Establish MMIP coordinators: The Department of Justice is investing an initial $1.5 million to hire 11 MMIP coordinators in 11 states to serve with all U.S. Attorney’s offices in those states, and others who request assistance. The states are Alaska, Arizona, Montana, Oklahoma, Michigan, Utah, Nevada, Minnesota, Oregon, New Mexico, and Washington state. MMIP coordinators will work closely with federal, tribal, state and local agencies to develop common protocols and procedure for responding to reports of missing or murdered indigenous people. The first MMIP coordinator is already on board in Montana.
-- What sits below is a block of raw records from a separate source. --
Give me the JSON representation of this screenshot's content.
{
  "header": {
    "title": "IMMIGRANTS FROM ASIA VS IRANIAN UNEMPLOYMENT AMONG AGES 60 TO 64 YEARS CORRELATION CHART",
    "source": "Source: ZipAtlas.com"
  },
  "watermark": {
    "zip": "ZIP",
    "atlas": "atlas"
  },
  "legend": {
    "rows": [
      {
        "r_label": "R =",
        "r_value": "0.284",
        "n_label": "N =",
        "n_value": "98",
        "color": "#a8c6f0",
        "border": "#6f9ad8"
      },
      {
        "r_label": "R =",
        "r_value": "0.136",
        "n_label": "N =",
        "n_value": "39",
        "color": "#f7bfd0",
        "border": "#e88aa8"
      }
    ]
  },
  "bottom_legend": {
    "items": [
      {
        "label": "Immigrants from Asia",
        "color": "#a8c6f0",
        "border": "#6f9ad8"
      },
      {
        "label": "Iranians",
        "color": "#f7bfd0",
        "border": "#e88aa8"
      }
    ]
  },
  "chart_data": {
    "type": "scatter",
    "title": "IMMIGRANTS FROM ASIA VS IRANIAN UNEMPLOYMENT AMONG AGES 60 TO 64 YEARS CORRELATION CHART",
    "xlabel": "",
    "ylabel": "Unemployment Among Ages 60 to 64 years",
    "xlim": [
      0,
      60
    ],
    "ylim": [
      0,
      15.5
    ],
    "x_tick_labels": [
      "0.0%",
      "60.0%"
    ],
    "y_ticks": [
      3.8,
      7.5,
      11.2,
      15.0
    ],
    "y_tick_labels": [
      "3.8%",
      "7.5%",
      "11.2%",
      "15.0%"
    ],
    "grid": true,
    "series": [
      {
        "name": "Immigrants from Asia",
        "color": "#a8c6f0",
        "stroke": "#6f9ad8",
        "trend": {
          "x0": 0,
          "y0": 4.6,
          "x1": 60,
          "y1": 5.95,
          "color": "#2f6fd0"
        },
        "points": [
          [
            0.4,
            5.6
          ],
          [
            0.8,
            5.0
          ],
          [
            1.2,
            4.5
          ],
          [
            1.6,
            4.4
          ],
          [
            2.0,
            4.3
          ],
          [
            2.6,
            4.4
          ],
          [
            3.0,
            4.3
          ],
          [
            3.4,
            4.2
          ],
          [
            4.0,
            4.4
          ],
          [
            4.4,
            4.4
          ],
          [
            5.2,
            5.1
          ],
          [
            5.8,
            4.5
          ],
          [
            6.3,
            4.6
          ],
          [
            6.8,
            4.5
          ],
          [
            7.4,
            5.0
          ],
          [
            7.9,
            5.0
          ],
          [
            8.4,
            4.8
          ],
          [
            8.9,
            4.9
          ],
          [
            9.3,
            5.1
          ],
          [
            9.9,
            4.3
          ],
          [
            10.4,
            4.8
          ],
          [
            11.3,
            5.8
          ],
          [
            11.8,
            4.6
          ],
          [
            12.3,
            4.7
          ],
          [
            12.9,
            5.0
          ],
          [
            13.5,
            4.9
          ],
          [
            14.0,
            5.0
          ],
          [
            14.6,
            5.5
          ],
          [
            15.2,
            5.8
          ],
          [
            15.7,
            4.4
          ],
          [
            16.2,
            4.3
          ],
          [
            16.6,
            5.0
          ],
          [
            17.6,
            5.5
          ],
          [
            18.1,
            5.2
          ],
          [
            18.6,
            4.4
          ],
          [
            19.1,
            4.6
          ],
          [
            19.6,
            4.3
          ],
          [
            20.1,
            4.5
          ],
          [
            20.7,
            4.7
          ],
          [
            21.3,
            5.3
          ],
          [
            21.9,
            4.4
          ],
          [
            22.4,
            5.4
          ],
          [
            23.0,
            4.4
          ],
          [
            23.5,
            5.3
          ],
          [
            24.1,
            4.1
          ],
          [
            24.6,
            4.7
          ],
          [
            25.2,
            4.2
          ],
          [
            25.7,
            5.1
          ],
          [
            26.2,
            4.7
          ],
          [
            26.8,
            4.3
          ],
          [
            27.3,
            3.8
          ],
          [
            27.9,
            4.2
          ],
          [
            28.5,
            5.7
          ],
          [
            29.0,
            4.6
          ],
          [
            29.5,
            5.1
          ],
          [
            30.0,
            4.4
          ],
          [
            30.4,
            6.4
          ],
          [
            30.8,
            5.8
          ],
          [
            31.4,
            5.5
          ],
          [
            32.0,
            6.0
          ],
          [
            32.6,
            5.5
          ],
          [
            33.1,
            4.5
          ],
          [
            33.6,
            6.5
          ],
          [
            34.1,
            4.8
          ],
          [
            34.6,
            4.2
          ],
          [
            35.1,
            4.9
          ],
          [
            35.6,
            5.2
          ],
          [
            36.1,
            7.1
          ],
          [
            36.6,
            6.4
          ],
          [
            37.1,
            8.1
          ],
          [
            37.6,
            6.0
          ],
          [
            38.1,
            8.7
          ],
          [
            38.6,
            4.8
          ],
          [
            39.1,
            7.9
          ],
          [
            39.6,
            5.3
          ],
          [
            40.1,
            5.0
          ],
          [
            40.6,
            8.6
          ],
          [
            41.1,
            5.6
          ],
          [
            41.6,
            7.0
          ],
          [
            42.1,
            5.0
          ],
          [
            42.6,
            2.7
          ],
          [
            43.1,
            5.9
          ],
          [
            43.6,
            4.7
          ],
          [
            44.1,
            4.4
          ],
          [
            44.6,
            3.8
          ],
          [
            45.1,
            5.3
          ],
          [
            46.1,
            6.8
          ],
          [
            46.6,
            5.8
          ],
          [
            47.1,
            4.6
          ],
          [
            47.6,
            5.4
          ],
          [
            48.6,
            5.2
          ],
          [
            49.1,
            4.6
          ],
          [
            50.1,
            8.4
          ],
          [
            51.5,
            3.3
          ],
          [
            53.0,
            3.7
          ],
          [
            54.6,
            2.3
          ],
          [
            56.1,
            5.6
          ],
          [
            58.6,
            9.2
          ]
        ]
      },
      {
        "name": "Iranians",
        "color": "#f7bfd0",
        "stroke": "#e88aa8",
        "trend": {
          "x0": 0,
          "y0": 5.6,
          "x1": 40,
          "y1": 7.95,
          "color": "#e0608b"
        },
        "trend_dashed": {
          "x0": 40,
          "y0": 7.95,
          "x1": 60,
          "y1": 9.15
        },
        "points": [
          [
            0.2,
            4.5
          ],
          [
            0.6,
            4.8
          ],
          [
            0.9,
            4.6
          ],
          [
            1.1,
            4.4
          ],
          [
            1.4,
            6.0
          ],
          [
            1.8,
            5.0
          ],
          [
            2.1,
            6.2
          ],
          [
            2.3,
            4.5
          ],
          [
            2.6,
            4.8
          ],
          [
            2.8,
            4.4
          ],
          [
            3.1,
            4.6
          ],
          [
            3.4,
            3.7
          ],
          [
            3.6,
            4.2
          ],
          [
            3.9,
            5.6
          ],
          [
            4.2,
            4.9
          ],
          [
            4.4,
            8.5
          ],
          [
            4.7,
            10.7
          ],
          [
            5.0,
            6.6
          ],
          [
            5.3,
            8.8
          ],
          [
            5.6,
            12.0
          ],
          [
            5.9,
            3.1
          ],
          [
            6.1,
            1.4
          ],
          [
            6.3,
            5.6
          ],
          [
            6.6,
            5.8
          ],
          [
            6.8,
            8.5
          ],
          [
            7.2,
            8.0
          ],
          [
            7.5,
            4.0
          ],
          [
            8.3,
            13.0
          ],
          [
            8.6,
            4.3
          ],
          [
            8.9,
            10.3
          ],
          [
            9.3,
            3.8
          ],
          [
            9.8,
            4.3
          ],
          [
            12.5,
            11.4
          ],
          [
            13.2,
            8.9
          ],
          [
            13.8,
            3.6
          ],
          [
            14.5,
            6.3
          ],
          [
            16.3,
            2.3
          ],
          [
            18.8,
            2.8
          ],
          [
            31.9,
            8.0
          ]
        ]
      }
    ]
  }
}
Specialized FBI Rapid Deployment Teams: The strategy will bring needed tools and resources to law enforcement. Upon request by a tribal, state, or local law enforcement agency the FBI will provide expert assistance based upon the circumstances of a missing indigenous persons case. FBI resources and personnel which may be activated to assist with cases include: Child Abduction Rapid Deployment (CARD) teams, Cellular Analysis Support Teams, Evidence Response Teams, Cyber Agents for timely analysis of digital evidence/social media, Victim Services Division Response Teams, and others. MMIP coordinators will assist in developing protocols.
Comprehensive Data Analysis: The department will perform in-depth analysis of federally supported databases and analyze data collection practices to identify opportunities to improve missing persons data and share the results of this analysis with our partners in this effort.
More broadly, the MMIP Initiative will involve a coordinated effort by more than 50 U.S. Attorneys on the Attorney General’s Native American Issues Subcommittee (NAIS), the FBI, and the Office of Tribal Justice, with support from the Office of Justice Programs (OJP) and the Office on Violence Against Women (OVW).
Today’s announcement follows the August NAIS meeting in New Mexico and OVW listening session in Michigan, where Missing and Murdered Indigenous Persons and violence against women in Indian country were prevalent topics of discussion by U.S. Attorneys, OVW officials, and tribal representatives.